Reputation: 20334
Is there a way in MySQL to shift all date/datetime columns in a database by a calculated delta value?
I want to take the max date from a static table and column (table and column always the same) and subtract that from the curdate() value to get the number of days behind now that said max is. Then I want to shift all date/datetime values in the database by that number, effectively bringing all records in the database to the current time.
I know that I can use the information_schema.columns
attribute to do pull all columns of date/datetime, but I'm unsure how to build this into a working "and sane" query to do the update.
I was thinking of something like:
SELECT concat('UPDATE ', table_name, ' set ', column_name, ' = date_add(', column_name, ', INTERVAL datediff(curdate(), max(given_table.given_column)) day);')
from information_schema.columns
where data_type in ('date', 'datetime') and table_schema = 'mydatabase';`
But there are multiple problems with this, obviously, so I know I can't use this.

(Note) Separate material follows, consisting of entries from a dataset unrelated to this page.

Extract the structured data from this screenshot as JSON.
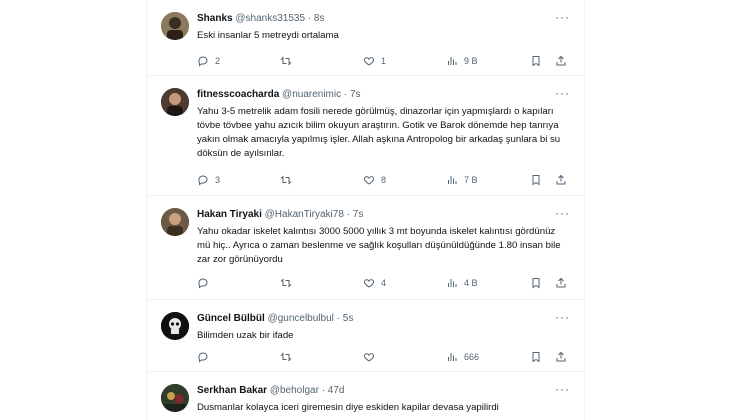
{
  "tweets": [
    {
      "name": "Shanks",
      "handle": "@shanks31535",
      "time": "· 8s",
      "text": "Eski insanlar 5 metreydi ortalama",
      "replies": "2",
      "retweets": "",
      "likes": "1",
      "views": "9 B",
      "avatar_color": "#8a7a5e"
    },
    {
      "name": "fitnesscoacharda",
      "handle": "@nuarenimic",
      "time": "· 7s",
      "text": "Yahu 3-5 metrelik adam fosili nerede görülmüş, dinazorlar için yapmışlardı o kapıları tövbe tövbee yahu azıcık bilim okuyun araştırın. Gotik ve Barok dönemde hep tanrıya yakın olmak amacıyla yapılmış işler. Allah aşkına Antropolog bir arkadaş şunlara bi su döksün de ayılsınlar.",
      "replies": "3",
      "retweets": "",
      "likes": "8",
      "views": "7 B",
      "avatar_color": "#4d3b32"
    },
    {
      "name": "Hakan Tiryaki",
      "handle": "@HakanTiryaki78",
      "time": "· 7s",
      "text": "Yahu okadar iskelet kalıntısı 3000 5000 yıllık 3 mt boyunda iskelet kalıntısı gördünüz mü hiç.. Ayrıca o zaman beslenme ve sağlık koşulları düşünüldüğünde 1.80 insan bile zar zor görünüyordu",
      "replies": "",
      "retweets": "",
      "likes": "4",
      "views": "4 B",
      "avatar_color": "#6b5a45"
    },
    {
      "name": "Güncel Bülbül",
      "handle": "@guncelbulbul",
      "time": "· 5s",
      "text": "Bilimden uzak bir ifade",
      "replies": "",
      "retweets": "",
      "likes": "",
      "views": "666",
      "avatar_color": "#111111"
    },
    {
      "name": "Serkhan Bakar",
      "handle": "@beholgar",
      "time": "· 47d",
      "text": "Dusmanlar kolayca iceri giremesin diye eskiden kapilar devasa yapilirdi",
      "replies": "",
      "retweets": "",
      "likes": "",
      "views": "",
      "avatar_color": "#2f3d2a"
    }
  ],
  "icons": {
    "more": "more-dots-icon",
    "reply": "reply-icon",
    "retweet": "retweet-icon",
    "like": "heart-icon",
    "views": "views-icon",
    "bookmark": "bookmark-icon",
    "share": "share-icon"
  },
  "colors": {
    "text": "#0f1419",
    "secondary": "#536471",
    "divider": "#eff3f4"
  }
}
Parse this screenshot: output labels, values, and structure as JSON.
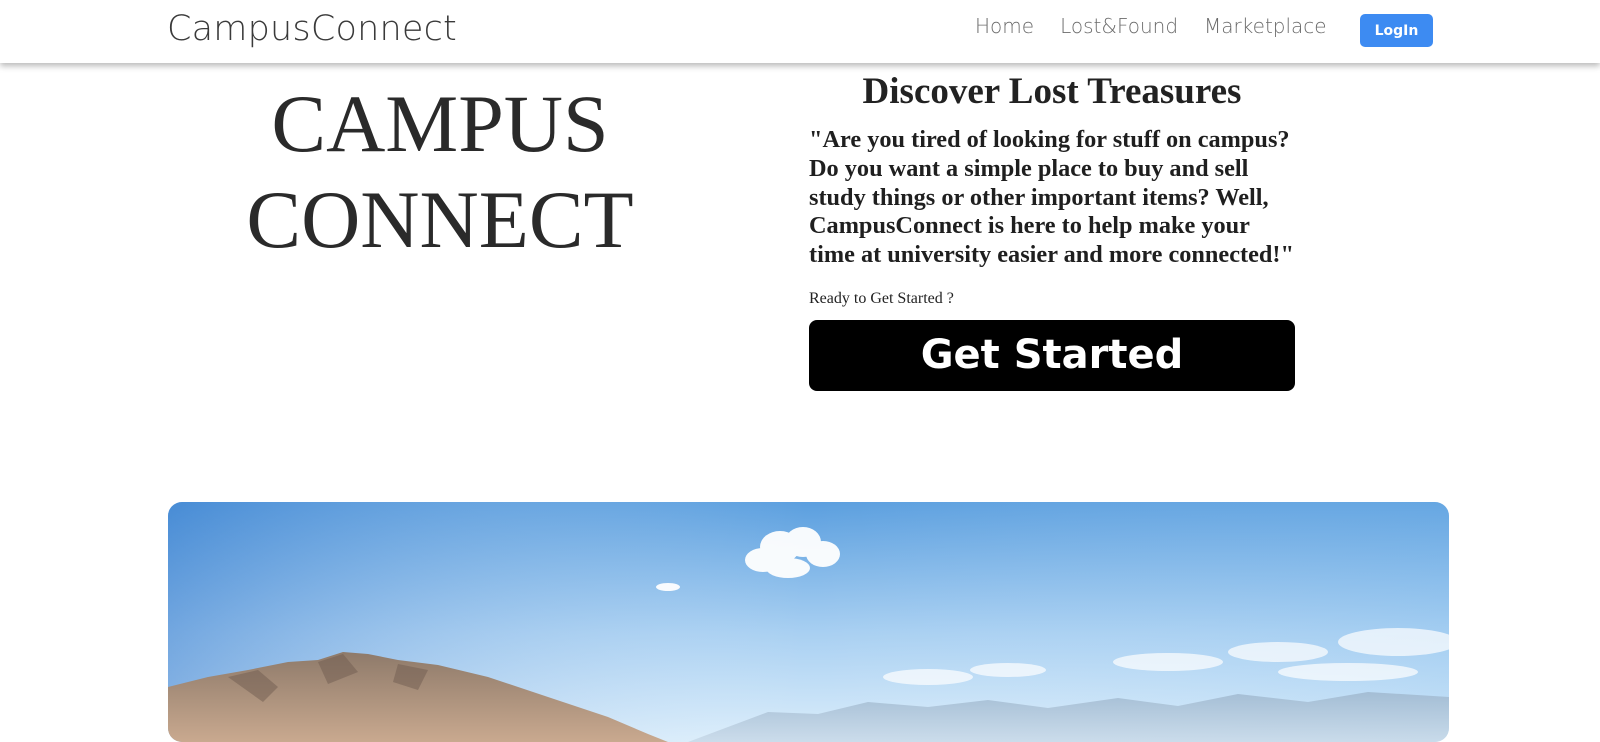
{
  "navbar": {
    "brand": "CampusConnect",
    "links": [
      "Home",
      "Lost&Found",
      "Marketplace"
    ],
    "login_label": "LogIn"
  },
  "hero": {
    "title_line1": "CAMPUS",
    "title_line2": "CONNECT"
  },
  "intro": {
    "heading": "Discover Lost Treasures",
    "quote": "\"Are you tired of looking for stuff on campus? Do you want a simple place to buy and sell study things or other important items? Well, CampusConnect is here to help make your time at university easier and more connected!\"",
    "ready_text": "Ready to Get Started ?",
    "cta_label": "Get Started"
  },
  "colors": {
    "login_bg": "#3d8bf2",
    "cta_bg": "#000000",
    "text_dark": "#2a2a2a",
    "nav_link": "#6b6b6b"
  },
  "icons": {
    "banner_image": "mountain-landscape-image"
  }
}
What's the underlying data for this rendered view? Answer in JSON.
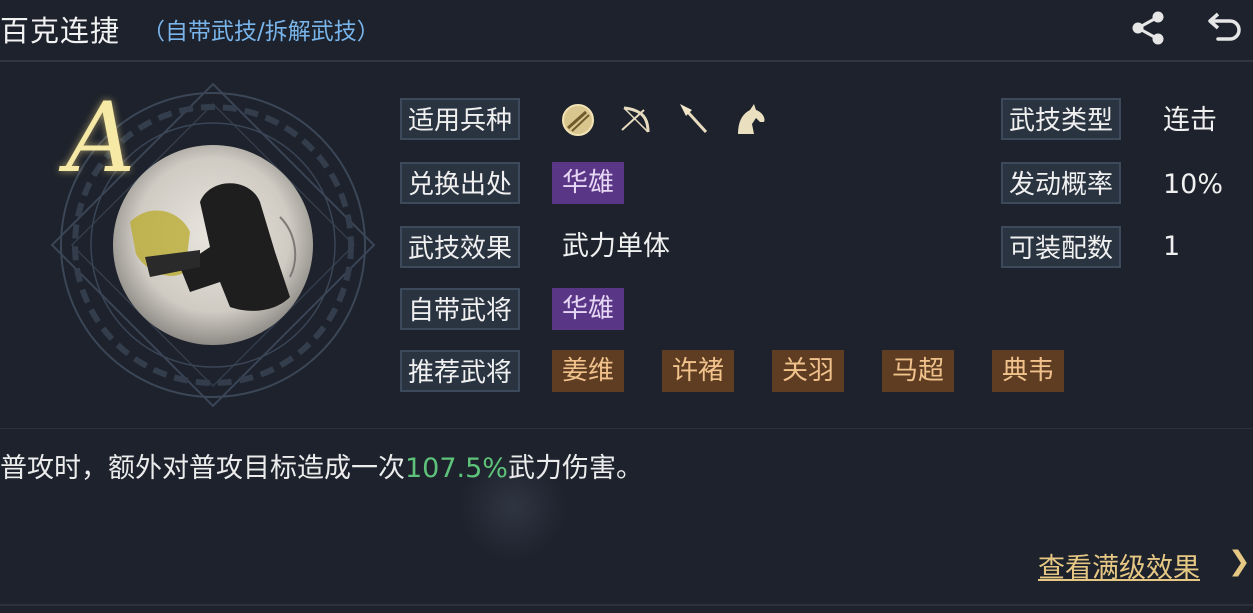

Is there a way to calculate a delta between X database column and now, and then shift all date/datetime columns in the database by that value?
Upvotes: 1
Views: 1364
Reputation: 13549
I don't think there's any magic bullet here, maybe just cleaning up your query a bit. I tried the following and it seemed to work fine for my databases:
select @diff_in_days := datediff(curdate(), max(given_column))
from given_table
;
select concat(
'update ', table_name,
' set ', column_name, ' = date_add(',
column_name,
', interval ', @diff_in_days, ' day',
');'
)
from information_schema.columns
where data_type in ('date', 'datetime') and table_schema = 'mydatabase'
;
And to execute it, one way is to put the above in generate.sql, then do:
mysql < generate.sql > update.sql
mysql < update.sql
Of course with the proper parameters for your server, database, user, etc.